The activity, when approached as an exploration or learning experience, creates new neural pathways in the brain. The stimulation you’ll create together by rewiring your brains in similar ways at the same time will boost unity, creativity, and the satisfaction that comes from growing and learning. Together. Take a cooking class together, try a completely new type of cuisine, explore a new cookbook. As you julienne, saute, gratin, puree, sear, stir fry, poach, and truss together, your relationship will marinate. Good things will caramelize.

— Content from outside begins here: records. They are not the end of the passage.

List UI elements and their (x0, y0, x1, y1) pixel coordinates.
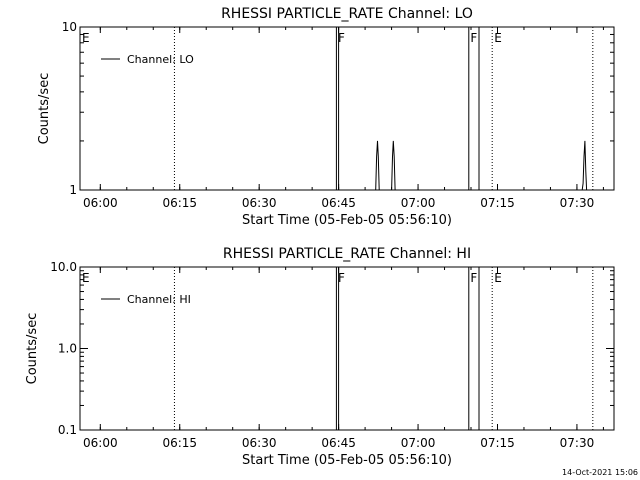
x-tick-label: 06:00 (83, 436, 118, 450)
x-tick-label: 06:45 (321, 196, 356, 210)
plot-frame (79, 26, 615, 191)
chart-title: RHESSI PARTICLE_RATE Channel: HI (223, 246, 471, 262)
x-tick-label: 07:15 (480, 196, 515, 210)
y-axis-label: Counts/sec (37, 73, 52, 145)
y-tick-label: 1.0 (58, 342, 77, 356)
series-line (335, 266, 480, 431)
x-tick-label: 07:30 (560, 436, 595, 450)
plot-frame (79, 266, 615, 431)
x-axis-label: Start Time (05-Feb-05 05:56:10) (242, 453, 452, 468)
y-tick-label: 10 (62, 20, 77, 34)
chart-title: RHESSI PARTICLE_RATE Channel: LO (221, 6, 473, 22)
chart-panel-1: RHESSI PARTICLE_RATE Channel: HI 06:00 06:… (25, 246, 615, 468)
x-tick-label: 07:00 (401, 196, 436, 210)
event-marker-label: F (470, 271, 477, 285)
legend-entry: Channel: LO (127, 53, 194, 66)
x-tick-label: 07:30 (560, 196, 595, 210)
x-tick-label: 06:15 (162, 436, 197, 450)
y-tick-label: 10.0 (50, 260, 77, 274)
y-tick-label: 1 (69, 183, 77, 197)
series-line (335, 26, 588, 191)
x-axis-label: Start Time (05-Feb-05 05:56:10) (242, 213, 452, 228)
x-tick-label: 06:15 (162, 196, 197, 210)
x-tick-label: 06:30 (242, 436, 277, 450)
x-tick-label: 06:45 (321, 436, 356, 450)
x-tick-label: 07:15 (480, 436, 515, 450)
x-tick-label: 07:00 (401, 436, 436, 450)
y-tick-label: 0.1 (58, 423, 77, 437)
event-marker-label: F (338, 271, 345, 285)
legend-entry: Channel: HI (127, 293, 191, 306)
x-tick-label: 06:00 (83, 196, 118, 210)
event-marker-label: F (338, 31, 345, 45)
x-tick-label: 06:30 (242, 196, 277, 210)
event-marker-label: E (82, 31, 90, 45)
event-marker-label: E (82, 271, 90, 285)
event-marker-label: E (494, 31, 502, 45)
event-marker-label: E (494, 271, 502, 285)
footer-timestamp: 14-Oct-2021 15:06 (562, 468, 638, 477)
chart-panel-0: RHESSI PARTICLE_RATE Channel: LO 06:00 06:… (37, 6, 615, 228)
event-marker-label: F (470, 31, 477, 45)
y-axis-label: Counts/sec (25, 313, 40, 385)
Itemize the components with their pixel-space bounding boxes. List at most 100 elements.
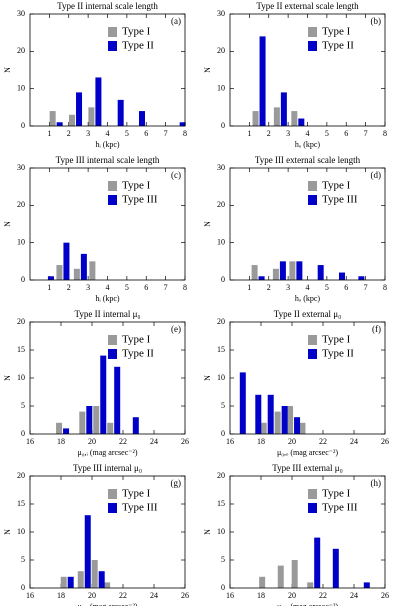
bar [100,355,107,434]
legend-swatch [308,503,317,513]
legend-label: Type I [122,26,151,38]
x-axis-label: μ₀,ₒ (mag arcsec⁻²) [277,448,338,457]
x-tick-label: 4 [106,129,110,138]
bar [60,576,67,588]
y-tick-label: 5 [21,555,25,564]
y-tick-label: 30 [217,163,225,172]
legend-swatch [108,503,117,513]
bar [358,276,365,280]
chart-title: Type II external μ₀ [274,309,342,319]
legend-label: Type I [122,334,151,346]
x-axis-label: μ₀,ᵢ (mag arcsec⁻²) [77,602,137,606]
y-tick-label: 0 [221,583,225,592]
x-tick-label: 18 [57,591,65,600]
bar [274,411,281,434]
y-axis-label: N [3,529,12,535]
x-tick-label: 26 [181,437,189,446]
legend-swatch [108,181,117,191]
x-tick-label: 5 [125,129,129,138]
panel-label: (h) [371,478,382,488]
x-tick-label: 7 [364,283,368,292]
panel-label: (d) [371,170,382,180]
y-axis-label: N [203,529,212,535]
plot-frame [29,167,186,281]
x-tick-label: 26 [181,591,189,600]
legend-label: Type II [122,348,154,360]
y-tick-label: 0 [21,275,25,284]
bar [258,276,265,280]
y-tick-label: 20 [217,200,225,209]
x-tick-label: 24 [150,437,158,446]
y-tick-label: 10 [217,373,225,382]
x-tick-label: 4 [306,283,310,292]
bar [307,582,314,588]
x-tick-label: 24 [350,591,358,600]
bar [63,242,70,280]
x-tick-label: 8 [383,129,387,138]
bar [107,422,114,434]
y-tick-label: 20 [17,200,25,209]
bar [88,107,95,126]
x-tick-label: 1 [47,129,51,138]
bar [272,268,279,280]
legend-swatch [308,489,317,499]
chart-title: Type III internal scale length [56,155,160,165]
x-axis-label: μ₀,ₒ (mag arcsec⁻²) [277,602,338,606]
x-tick-label: 3 [86,129,90,138]
bar [255,394,262,434]
x-axis-label: μ₀,ᵢ (mag arcsec⁻²) [77,448,137,457]
bar [317,265,324,280]
y-tick-label: 0 [21,583,25,592]
x-tick-label: 20 [288,437,296,446]
chart-title: Type II external scale length [256,1,359,11]
y-tick-label: 0 [21,121,25,130]
plot-frame [229,13,386,127]
bar [299,422,306,434]
x-tick-label: 5 [325,129,329,138]
chart-title: Type II internal scale length [57,1,158,11]
bar [86,406,93,434]
bar [314,537,321,588]
y-tick-label: 10 [17,237,25,246]
bar [289,261,296,280]
x-tick-label: 1 [247,283,251,292]
x-axis-label: hᵢ (kpc) [95,294,120,303]
bar [89,261,96,280]
y-tick-label: 30 [17,163,25,172]
x-tick-label: 6 [344,129,348,138]
y-axis-label: N [3,375,12,381]
bar [73,268,80,280]
chart-title: Type III external scale length [255,155,361,165]
legend-label: Type III [122,194,158,206]
x-tick-label: 8 [383,283,387,292]
legend-swatch [308,27,317,37]
legend-swatch [108,335,117,345]
bar [117,99,124,126]
y-tick-label: 15 [217,499,225,508]
x-tick-label: 2 [67,129,71,138]
y-tick-label: 30 [217,9,225,18]
y-tick-label: 15 [17,345,25,354]
y-axis-label: N [3,67,12,73]
x-tick-label: 22 [119,591,127,600]
x-tick-label: 6 [144,283,148,292]
bar [91,560,98,588]
x-tick-label: 26 [381,591,389,600]
bar [267,394,274,434]
bar [339,272,345,280]
bar [79,411,86,434]
plot-frame [229,475,386,589]
bar [291,560,298,588]
x-tick-label: 2 [267,283,271,292]
plot-frame [29,13,186,127]
x-tick-label: 3 [286,129,290,138]
bar [76,92,83,126]
x-tick-label: 7 [164,129,168,138]
legend-label: Type II [322,348,354,360]
y-tick-label: 10 [217,237,225,246]
bar [259,576,266,588]
y-tick-label: 5 [221,401,225,410]
bar [294,417,301,434]
x-tick-label: 5 [125,283,129,292]
bar [252,111,259,126]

Flavors and scents are intrinsic to intimacy. The olfactory nerves involved in taste and smell are linked to the brain’s limbic system, which controls emotion, learning, and memory. Whether or not we are conscious of them, flavors and scents act on the brain (which programs sex drive and reproductive behavior) and thus the body (which responds to that programming). Flavors and subliminal scents influence how we develop, mate, and bond, even how we nurture our kids. Smell plays as much a role in our sex lives as do hormones.
And face it: culinary skills are sexy. Beyond satisfying out atavistic urges to attract and provide for a mate, cooking together solidifies the bond. Since our hunter-gatherer days, we’ve found partnership at the evening meal around the fire. By preparing meals together, we tap into our natural instinct to eat and make whoopie.
While good food and good sex are not the sole elements of healthy long-term relationships, they are certainly the more delicious ones.